Selon les indications figurant dans la nouvelle version du dossier des spécifications externes, les fichiers factures devraient être transmis :
- Soit dans un format sémantique et syntaxique respectant la norme européenne EN16931 intégrée dans des fichiers au format UBL, CII et Factur-X, à charge pour les PA d’assurer si besoin la conversion pour ses clients en émission comme en réception ;
- Soit dans d’autres formats (par exemple Edifact) sous réserve de l’accord des deux parties.
La transmission des données destinées à l’administration fiscale sera faite par le PPF sur la base des données transmises par les PA au format UBL ou CII.

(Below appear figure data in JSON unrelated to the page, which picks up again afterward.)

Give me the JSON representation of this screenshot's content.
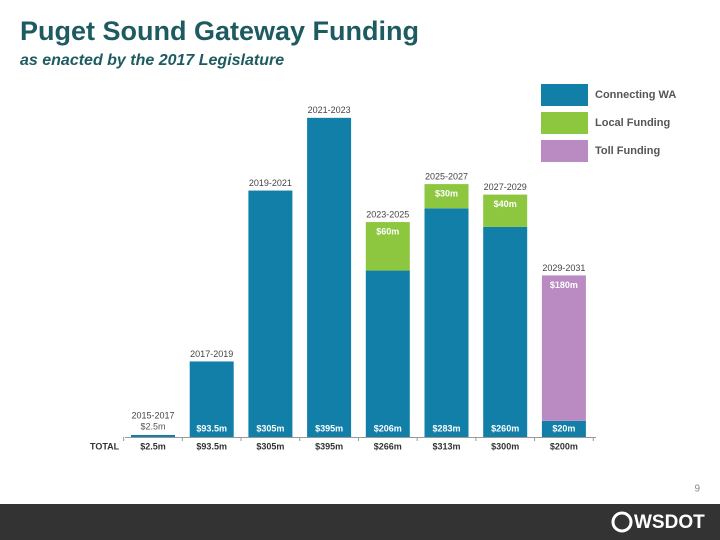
{
  "chart_data": {
    "type": "bar",
    "stacked": true,
    "title": "Puget Sound Gateway Funding",
    "subtitle": "as enacted by the 2017 Legislature",
    "categories": [
      "2015-2017",
      "2017-2019",
      "2019-2021",
      "2021-2023",
      "2023-2025",
      "2025-2027",
      "2027-2029",
      "2029-2031"
    ],
    "series": [
      {
        "name": "Connecting WA",
        "color": "#127fa8",
        "values": [
          2.5,
          93.5,
          305,
          395,
          206,
          283,
          260,
          20
        ],
        "value_labels": [
          "$2.5m",
          "$93.5m",
          "$305m",
          "$395m",
          "$206m",
          "$283m",
          "$260m",
          "$20m"
        ]
      },
      {
        "name": "Local Funding",
        "color": "#8dc63f",
        "values": [
          null,
          null,
          null,
          null,
          60,
          30,
          40,
          null
        ],
        "value_labels": [
          null,
          null,
          null,
          null,
          "$60m",
          "$30m",
          "$40m",
          null
        ]
      },
      {
        "name": "Toll Funding",
        "color": "#b98bc2",
        "values": [
          null,
          null,
          null,
          null,
          null,
          null,
          null,
          180
        ],
        "value_labels": [
          null,
          null,
          null,
          null,
          null,
          null,
          null,
          "$180m"
        ]
      }
    ],
    "totals": {
      "label": "TOTAL",
      "values": [
        2.5,
        93.5,
        305,
        395,
        266,
        313,
        300,
        200
      ],
      "value_labels": [
        "$2.5m",
        "$93.5m",
        "$305m",
        "$395m",
        "$266m",
        "$313m",
        "$300m",
        "$200m"
      ]
    }
  },
  "page_number": "9",
  "footer": {
    "logo": "WSDOT"
  }
}
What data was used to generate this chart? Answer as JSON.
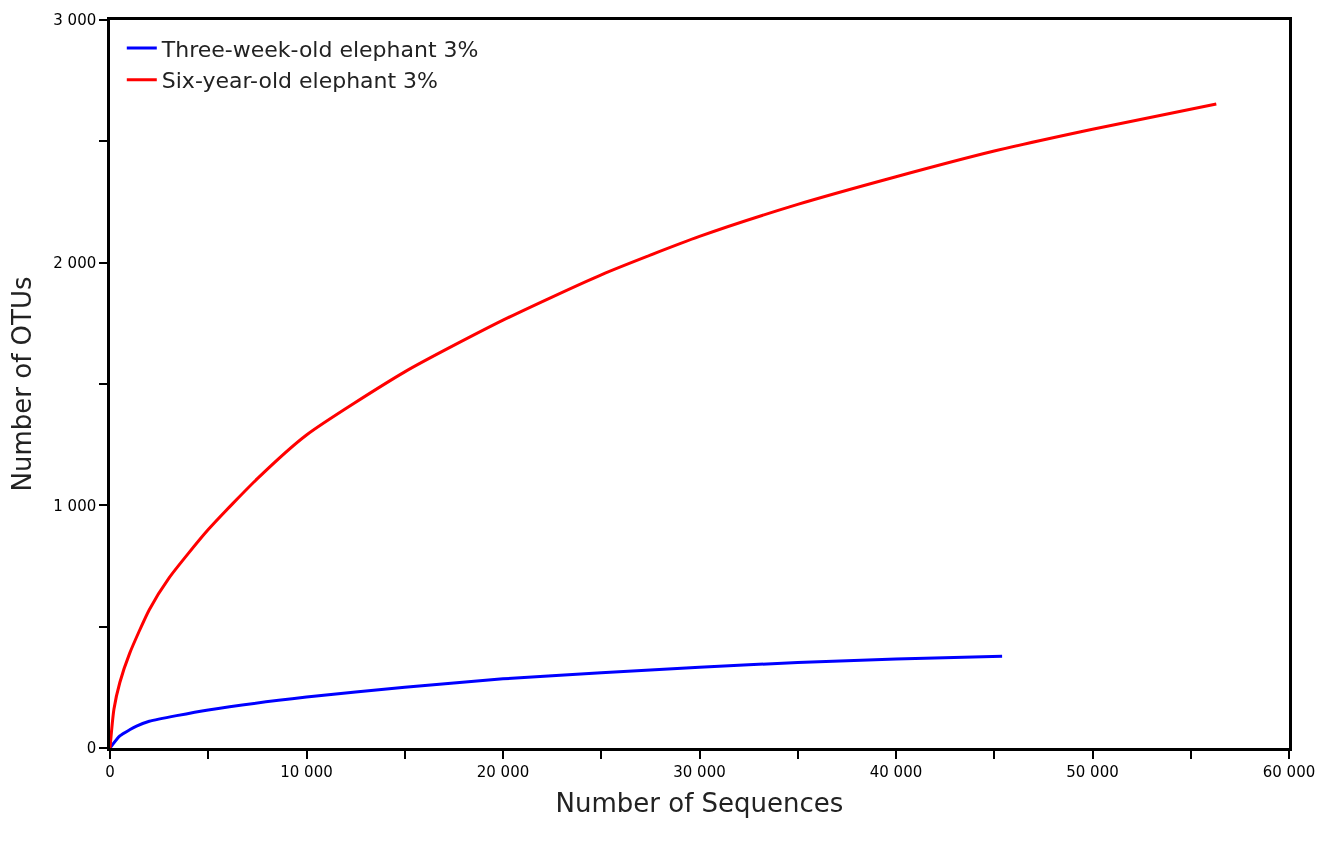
{
  "chart_data": {
    "type": "line",
    "xlabel": "Number of Sequences",
    "ylabel": "Number of OTUs",
    "xlim": [
      0,
      60000
    ],
    "ylim": [
      0,
      3000
    ],
    "xticks": [
      0,
      {
        "value": 5000,
        "label": null
      },
      {
        "value": 10000,
        "label": "10 000"
      },
      {
        "value": 15000,
        "label": null
      },
      {
        "value": 20000,
        "label": "20 000"
      },
      {
        "value": 25000,
        "label": null
      },
      {
        "value": 30000,
        "label": "30 000"
      },
      {
        "value": 35000,
        "label": null
      },
      {
        "value": 40000,
        "label": "40 000"
      },
      {
        "value": 45000,
        "label": null
      },
      {
        "value": 50000,
        "label": "50 000"
      },
      {
        "value": 55000,
        "label": null
      },
      {
        "value": 60000,
        "label": "60 000"
      }
    ],
    "yticks": [
      0,
      {
        "value": 500,
        "label": null
      },
      {
        "value": 1000,
        "label": "1 000"
      },
      {
        "value": 1500,
        "label": null
      },
      {
        "value": 2000,
        "label": "2 000"
      },
      {
        "value": 2500,
        "label": null
      },
      {
        "value": 3000,
        "label": "3 000"
      }
    ],
    "legend": "top left",
    "marker": "none",
    "line_style": "solid",
    "series": [
      {
        "name": "Three-week-old elephant 3%",
        "color": "#0000ff",
        "x": [
          0,
          500,
          1000,
          1350,
          2000,
          5000,
          10000,
          15000,
          20000,
          25000,
          30000,
          35000,
          40000,
          45400
        ],
        "values": [
          0,
          50,
          75,
          90,
          110,
          157,
          210,
          250,
          285,
          310,
          333,
          352,
          367,
          378
        ]
      },
      {
        "name": "Six-year-old elephant 3%",
        "color": "#ff0000",
        "x": [
          0,
          200,
          500,
          1000,
          2000,
          3000,
          5000,
          7500,
          10000,
          15000,
          20000,
          25000,
          30000,
          35000,
          40000,
          45000,
          50000,
          56300
        ],
        "values": [
          0,
          160,
          270,
          390,
          570,
          700,
          900,
          1110,
          1290,
          1550,
          1763,
          1950,
          2108,
          2240,
          2354,
          2460,
          2550,
          2654
        ]
      }
    ]
  }
}
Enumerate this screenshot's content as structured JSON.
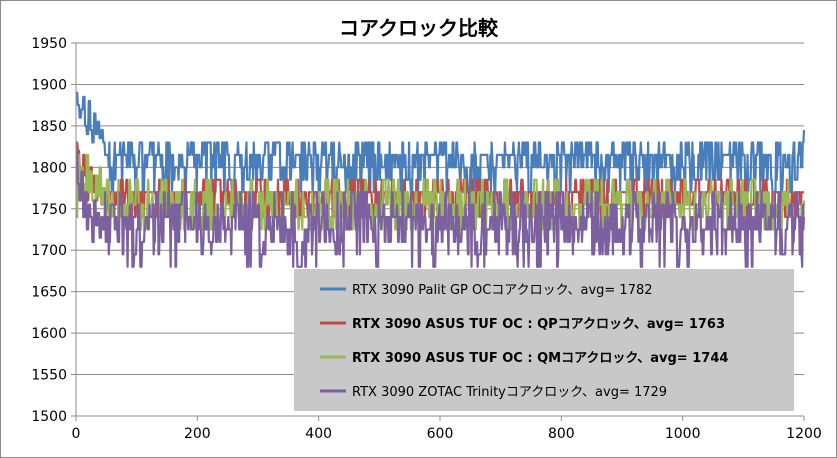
{
  "chart_data": {
    "type": "line",
    "title": "コアクロック比較",
    "xlabel": "",
    "ylabel": "",
    "xlim": [
      0,
      1200
    ],
    "ylim": [
      1500,
      1950
    ],
    "x_ticks": [
      0,
      200,
      400,
      600,
      800,
      1000,
      1200
    ],
    "y_ticks": [
      1500,
      1550,
      1600,
      1650,
      1700,
      1750,
      1800,
      1850,
      1900,
      1950
    ],
    "grid": "horizontal",
    "legend_position": "bottom-right, inside plot",
    "series": [
      {
        "name": "RTX 3090 Palit GP OCコアクロック、avg= 1782",
        "color": "#4a7ebb",
        "bold": false,
        "start_levels": [
          1890,
          1875,
          1860,
          1870,
          1885,
          1850,
          1840,
          1880,
          1845,
          1830,
          1865,
          1840,
          1855,
          1835,
          1845,
          1830
        ],
        "levels": [
          1830,
          1815,
          1800,
          1785,
          1770
        ],
        "weights": [
          0.2,
          0.35,
          0.2,
          0.15,
          0.1
        ],
        "end_value": 1845
      },
      {
        "name": "RTX 3090 ASUS TUF OC : QPコアクロック、avg= 1763",
        "color": "#be4b48",
        "bold": true,
        "start_levels": [
          1830,
          1820,
          1800,
          1780,
          1815,
          1790,
          1760,
          1775,
          1800,
          1770,
          1790,
          1760,
          1780,
          1770,
          1755,
          1775
        ],
        "levels": [
          1785,
          1770,
          1755,
          1740
        ],
        "weights": [
          0.15,
          0.45,
          0.25,
          0.15
        ],
        "end_value": 1770
      },
      {
        "name": "RTX 3090 ASUS TUF OC : QMコアクロック、avg= 1744",
        "color": "#98b954",
        "bold": true,
        "start_levels": [
          1740,
          1815,
          1760,
          1800,
          1780,
          1750,
          1815,
          1770,
          1795,
          1760,
          1745,
          1790,
          1765,
          1800,
          1755,
          1775
        ],
        "levels": [
          1785,
          1770,
          1755,
          1740,
          1725
        ],
        "weights": [
          0.08,
          0.2,
          0.32,
          0.25,
          0.15
        ],
        "end_value": 1760
      },
      {
        "name": "RTX 3090 ZOTAC Trinityコアクロック、avg= 1729",
        "color": "#7d60a0",
        "bold": false,
        "start_levels": [
          1820,
          1780,
          1760,
          1795,
          1740,
          1770,
          1725,
          1755,
          1740,
          1710,
          1760,
          1730,
          1745,
          1715,
          1740,
          1725
        ],
        "levels": [
          1770,
          1755,
          1740,
          1725,
          1710,
          1695,
          1680
        ],
        "weights": [
          0.08,
          0.17,
          0.23,
          0.22,
          0.15,
          0.1,
          0.05
        ],
        "end_value": 1740
      }
    ]
  }
}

L’obligation de transmission des données relatives aux transactions (e-reporting)
Elle concernera :
- tous les assujettis établis en France et portera sur les transactions énumérées au nouvel article 290 I du CGI lorsqu’elles ne sont pas exonérées en application des dispositions des articles 261 à 261 E du CGI ;
En pratique, sont concernées :
- toutes les opérations de la nature de celles visées par l’obligation de facturation électronique qui sont réalisées entre deux assujettis qui ne sont pas l’un et l’autre établis en France ;
- les ventes et prestations de services réalisées au profit de toute personne non assujettie établie ou ayant son domicile ou sa résidence en France ou à l’étranger ;
- les acquisitions intracommunautaires de biens ainsi que les acquisitions de biens et de services pour lesquels la TVA doit être autoliquidée par un assujetti établi en France ;
- les acquisitions intracommunautaires non soumises à la TVA en application du I de l’article 258 D du CGI.

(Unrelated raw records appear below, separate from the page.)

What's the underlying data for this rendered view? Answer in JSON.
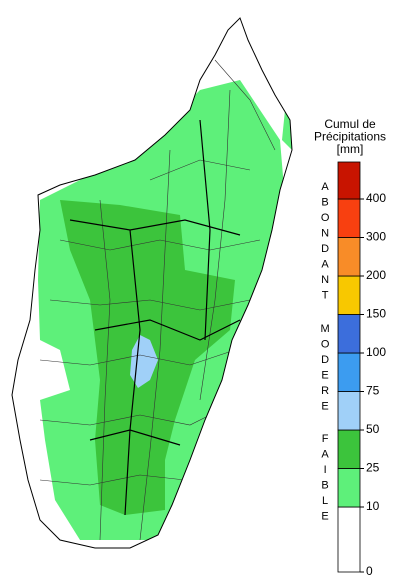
{
  "legend": {
    "title": [
      "Cumul de",
      "Précipitations",
      "[mm]"
    ],
    "ticks": [
      0,
      10,
      25,
      50,
      75,
      100,
      150,
      200,
      300,
      400
    ],
    "colors": [
      "#ffffff",
      "#5ef07a",
      "#3cc43c",
      "#a0d0f8",
      "#3c9cf0",
      "#3c6edc",
      "#f8c800",
      "#f88c28",
      "#f84010",
      "#c81400"
    ],
    "groups": [
      "ABONDANT",
      "MODERE",
      "FAIBLE"
    ]
  }
}
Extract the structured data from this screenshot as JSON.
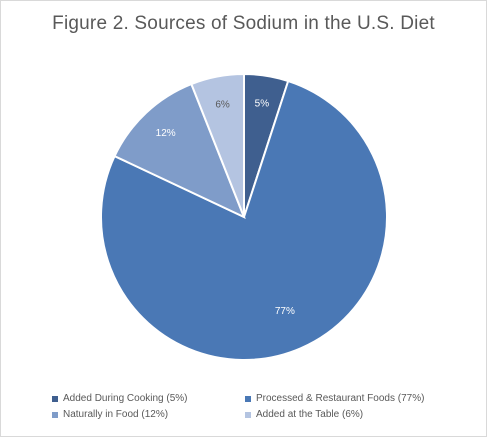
{
  "chart_data": {
    "type": "pie",
    "title": "Figure 2. Sources of Sodium in the U.S. Diet",
    "categories": [
      "Added During Cooking (5%)",
      "Processed & Restaurant Foods (77%)",
      "Naturally in Food (12%)",
      "Added at the Table (6%)"
    ],
    "values": [
      5,
      77,
      12,
      6
    ],
    "data_labels": [
      "5%",
      "77%",
      "12%",
      "6%"
    ],
    "colors": [
      "#3f5f8f",
      "#4a78b5",
      "#7f9cc9",
      "#b4c4e1"
    ],
    "legend_position": "bottom"
  }
}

- les livraisons de biens à partir de la France et à destination de Monaco.
Les entreprises étrangères non établies en France seront également tenues au e-reporting des données pour les transactions au titre desquelles elles sont redevables de la TVA en France mais, les concernant, l’obligation n’entrerait en vigueur qu’à compter du 1er septembre 2027.
Echapperont en revanche à l’obligation de e-reporting, en plus des opérations exonérées et dispensées de facturation (telles que les prestations de formation, les activités médicales ou certaines opérations bancaires et financières) et de celles couvertes par le « secret défense » : les importations, les opérations réalisées par des personnes morales non assujetties ou celles réalisées entre non-assujettis.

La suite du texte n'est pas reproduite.